Banchero can spread the floor with his 3-point range. He shoots an adequate 34% from range, which can certainly be toned up, but he’s more than capable. His shot mechanics are clean, and he should be able to improve the 3-point production.
But what makes him truly special is his mid-range jumper.
Banchero excels in the high post/elbow areas on face-ups. He’ll jab step his defender once or twice, create just enough space to elevate and shoot — even with a hand in his face. And he can do that from just about anywhere on the court
His proficiency on those shots is superb. It isn’t just from a standstill though, Banchero can score off the bounce at a high rate.
He’s got excellent handles. Crossovers, behind-the-backs, hesitations, in-and-outs are all in his repertoire. Banchero can size up defenders, utilize step backs, etc. to create enough space and hit those contested jumpers.
Then that opens up his driving game. Defenders are forced to close out, which gives Banchero leverage to drive.
But frankly, he doesn’t need it. Aside from the first step and handles, when Banchero gets downhill, he’s got a whole bag full of moves: hop steps, euro steps, spin moves, etc. And on top of that, he’s a physical driver who will lower his shoulder and power his way to the rim.
Imagine trying to stop that combination of power/finesse on a 6-10, 250-pounder.
He’s got all that flare from the perimeter, but you can still toss Banchero the ball in the low post and let him work. Again, he’ll use that physicality, but also utilize a sweet drop step or hit you with the rip moves and attack the rim.
And any point during that post-up, Banchero may hit you with a turnaround/fadeaway jumper or ball fake one way and gain leverage. This is all aided by the footwork we talked about earlier.
His skill set and ability to combine moves are just breathtaking.
As I said before, Banchero isn’t the most athletic, but his size, skill and IQ make up for the lapses.
He moves well without the ball, he can operate as the pick-and-roll ball-handler, but also in pick-and-pop — which he does more often — or pick-and-roll situations.
Banchero has tried-and-true point forward skills with his handles, but also with his playmaking ability.
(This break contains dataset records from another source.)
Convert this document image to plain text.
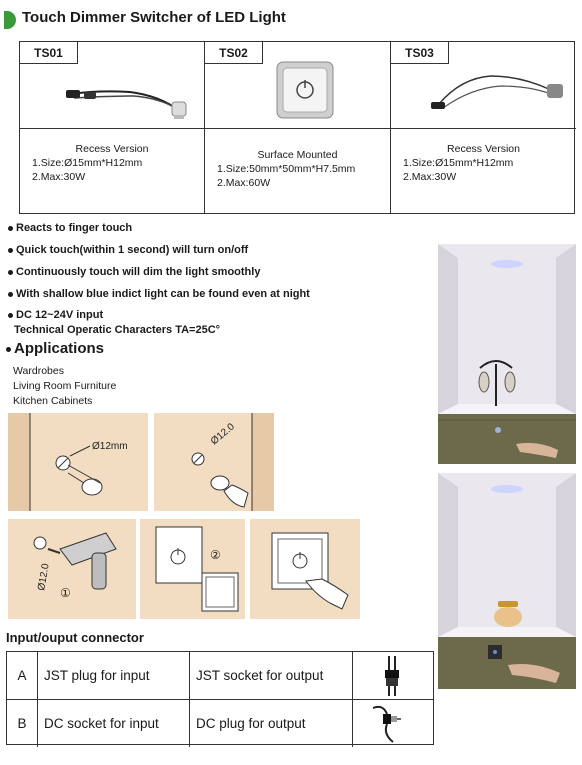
Touch Dimmer Switcher of LED Light
TS01
Recess Version
1.Size:Ø15mm*H12mm
2.Max:30W
TS02
Surface Mounted
1.Size:50mm*50mm*H7.5mm
2.Max:60W
TS03
Recess Version
1.Size:Ø15mm*H12mm
2.Max:30W
Reacts to finger touch
Quick touch(within 1 second) will turn on/off
Continuously touch will dim the light smoothly
With shallow blue indict light can be found even at night
DC 12~24V input
Technical Operatic Characters TA=25C°
Applications
Wardrobes
Living Room Furniture
Kitchen Cabinets
Ø12mm	Ø12.0
Ø12.0
①
②
Input/ouput connector
A	JST plug for input	JST socket for output
B	DC socket for input	DC plug for output
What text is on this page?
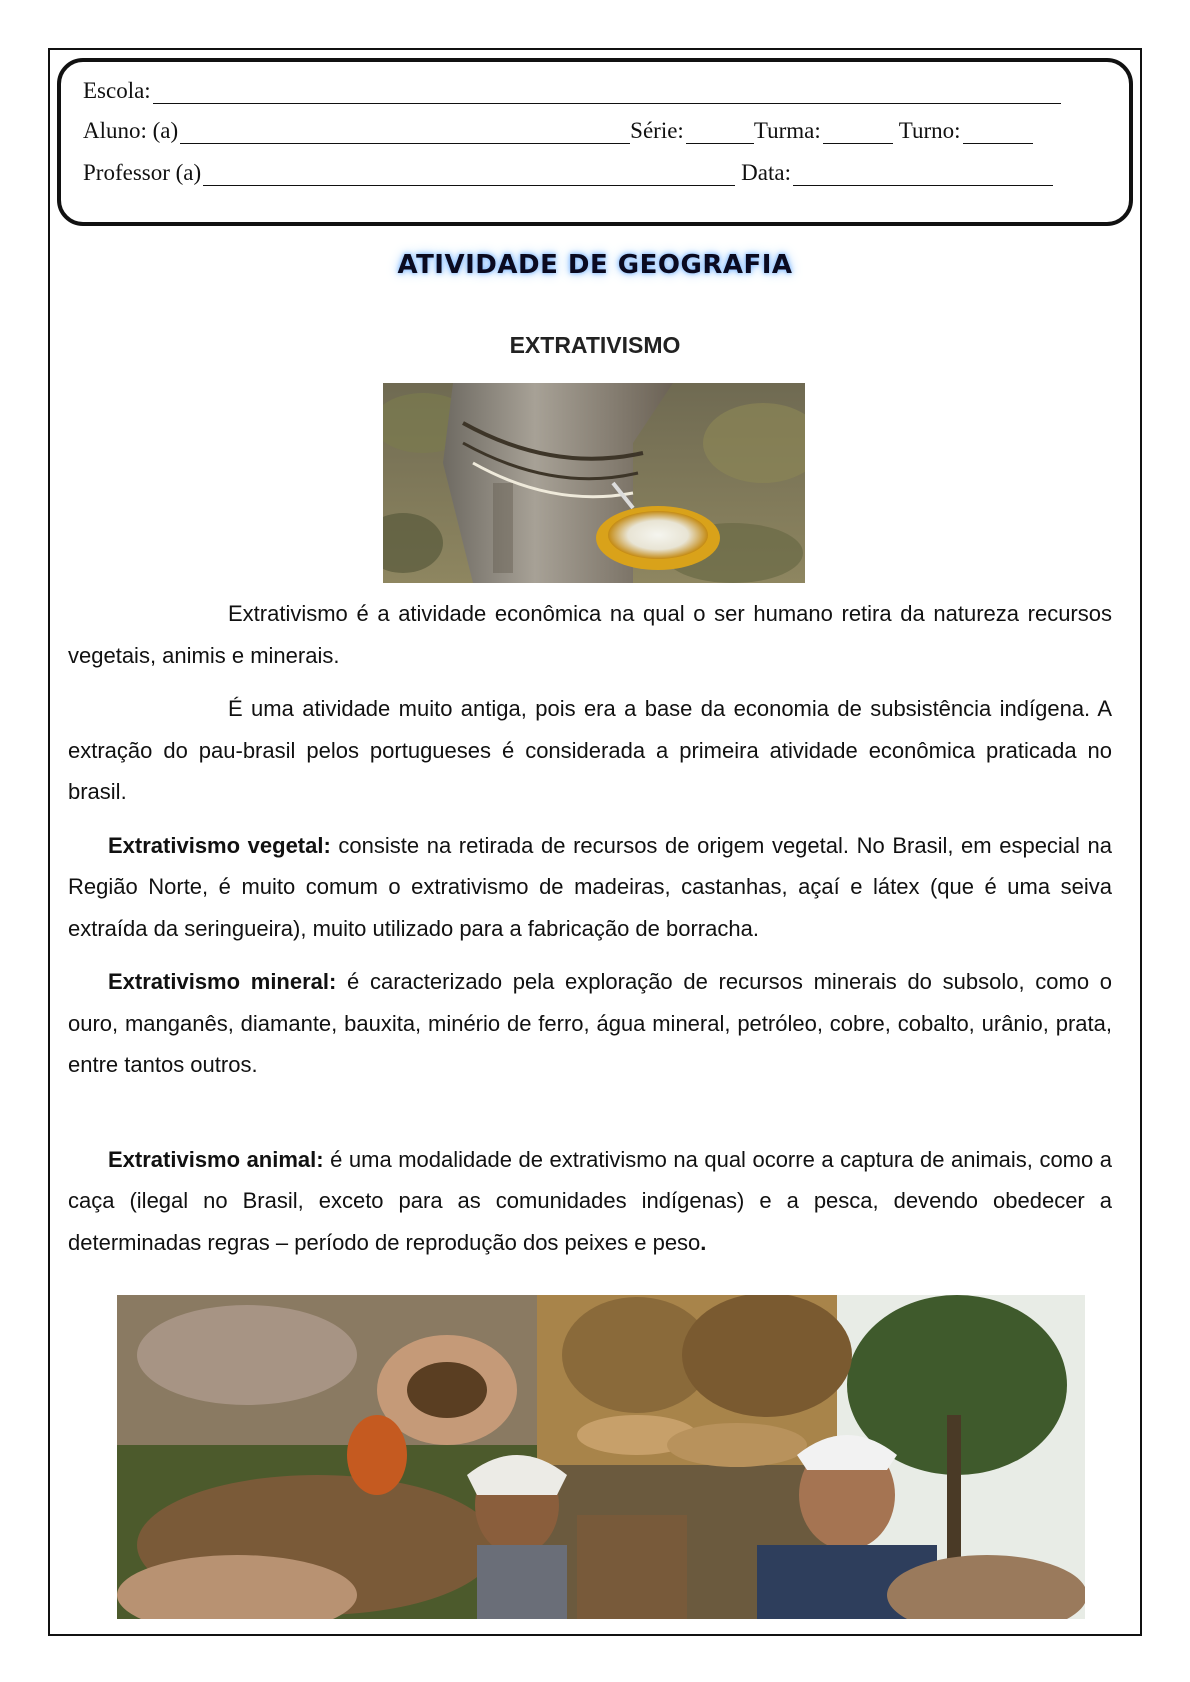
Escola:
Aluno: (a)	Série:	Turma:	Turno:
Professor (a)	Data:
ATIVIDADE DE GEOGRAFIA
EXTRATIVISMO

Extrativismo é a atividade econômica na qual o ser humano retira da natureza recursos vegetais, animis e minerais.

É uma atividade muito antiga, pois era a base da economia de subsistência indígena. A extração do pau-brasil pelos portugueses é considerada a primeira atividade econômica praticada no brasil.

Extrativismo vegetal: consiste na retirada de recursos de origem vegetal. No Brasil, em especial na Região Norte, é muito comum o extrativismo de madeiras, castanhas, açaí e látex (que é uma seiva extraída da seringueira), muito utilizado para a fabricação de borracha.

Extrativismo mineral: é caracterizado pela exploração de recursos minerais do subsolo, como o ouro, manganês, diamante, bauxita, minério de ferro, água mineral, petróleo, cobre, cobalto, urânio, prata, entre tantos outros.

Extrativismo animal: é uma modalidade de extrativismo na qual ocorre a captura de animais, como a caça (ilegal no Brasil, exceto para as comunidades indígenas) e a pesca, devendo obedecer a determinadas regras – período de reprodução dos peixes e peso.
He’s got really good vision, especially for a big man. And with how many double teams he attracts, Banchero can hit passes to open cutters/shooters with ease.
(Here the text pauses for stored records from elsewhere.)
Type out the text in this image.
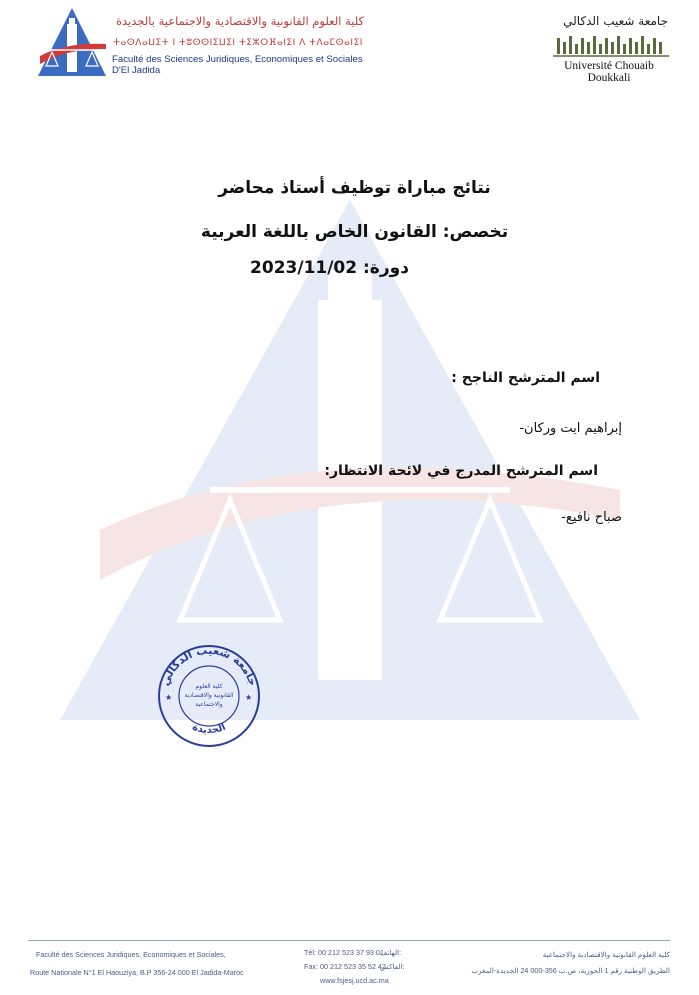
كلية العلوم القانونية والاقتصادية والاجتماعية بالجديدة
ⵜⴰⵙⴷⴰⵡⵉⵜ ⵏ ⵜⵓⵙⵙⵏⵉⵡⵉⵏ ⵜⵉⵣⵔⴼⴰⵏⵉⵏ ⴷ ⵜⴷⴰⵎⵙⴰⵏⵉⵏ
Faculté des Sciences Juridiques, Economiques et Sociales D'El Jadida
جامعة شعيب الدكالي
Université Chouaib Doukkali
نتائج مباراة توظيف أستاذ محاضر
تخصص: القانون الخاص باللغة العربية
دورة: 2023/11/02
اسم المترشح الناجح :
إبراهيم ايت وركان-
اسم المترشح المدرج في لائحة الانتظار:
صباح نافيع-
جامعة شعيب الدكالي
الجديدة
كلية العلوم
القانونية والاقتصادية
والاجتماعية
★	★
Faculté des Sciences Juridiques, Economiques et Sociales,
Route Nationale N°1 El Haouziya, B.P 356-24 000 El Jadida-Maroc
Tél: 00 212 523 37 93 01
Fax: 00 212 523 35 52 42
www.fsjesj.ucd.ac.ma
الهاتف:
الفاكس:
كلية العلوم القانونية والاقتصادية والاجتماعية
الطريق الوطنية رقم 1 الحوزية، ص.ب 356-000 24 الجديدة-المغرب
Then in transition, Banchero has solid straight-line speed. He can take it coast-to-coast off a rebound and/or lead the break and find a teammate.
One thing you will notice, however, is Banchero has a propensity to always finish with his right hand, even when he’s driving to the left. Which is something he will need to improve.
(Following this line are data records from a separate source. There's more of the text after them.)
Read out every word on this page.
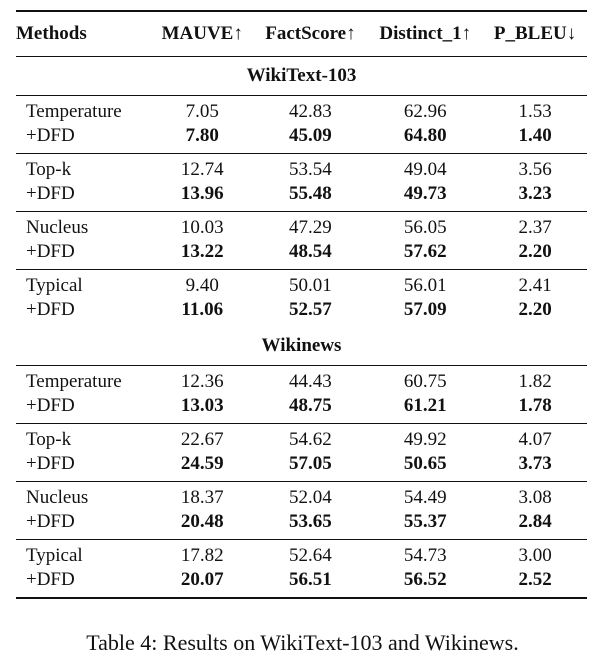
Methods	MAUVE↑	FactScore↑	Distinct_1↑	P_BLEU↓
WikiText-103				
Temperature	7.05	42.83	62.96	1.53
+DFD	7.80	45.09	64.80	1.40
Top-k	12.74	53.54	49.04	3.56
+DFD	13.96	55.48	49.73	3.23
Nucleus	10.03	47.29	56.05	2.37
+DFD	13.22	48.54	57.62	2.20
Typical	9.40	50.01	56.01	2.41
+DFD	11.06	52.57	57.09	2.20
Wikinews				
Temperature	12.36	44.43	60.75	1.82
+DFD	13.03	48.75	61.21	1.78
Top-k	22.67	54.62	49.92	4.07
+DFD	24.59	57.05	50.65	3.73
Nucleus	18.37	52.04	54.49	3.08
+DFD	20.48	53.65	55.37	2.84
Typical	17.82	52.64	54.73	3.00
+DFD	20.07	56.51	56.52	2.52
Table 4: Results on WikiText-103 and Wikinews.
Still, his offensive versatility is a point of strength, and it’s coupled with apt defensive versatility.
Banchero’s high IQ and physicality translate well to the defensive side. Banchero is a better post defender than perimeter with his strength and reported 41-inch vertical. But more than anything, he’s a willing defender.
With those slight athleticism woes, Banchero doesn’t have the best lateral quickness, which will hurt him against the quicker guards of the NBA. He also doesn’t provide much as a rim protector, but he certainly puts in the effort.
The guy has a relentless motor on both sides of the ball. You love to see that from someone of his caliber. That motor and aforementioned physicality make Banchero an adept rebounder. He actually leads the Blue Devils with 7.6 rebounds per game.
The theme with Banchero is fluid: he doesn’t have any real glaring weaknesses. That’s part of what makes him the most NBA-ready player in the 2022 draft.
He may not have the ceiling Jabari Smith or Chet Holmgren, but he’s still got star potential and is going to make an immediate splash as a rookie. Banchero’s gaudy skillset is already grabbing headlines at Duke, and it’ll only extend in the NBA.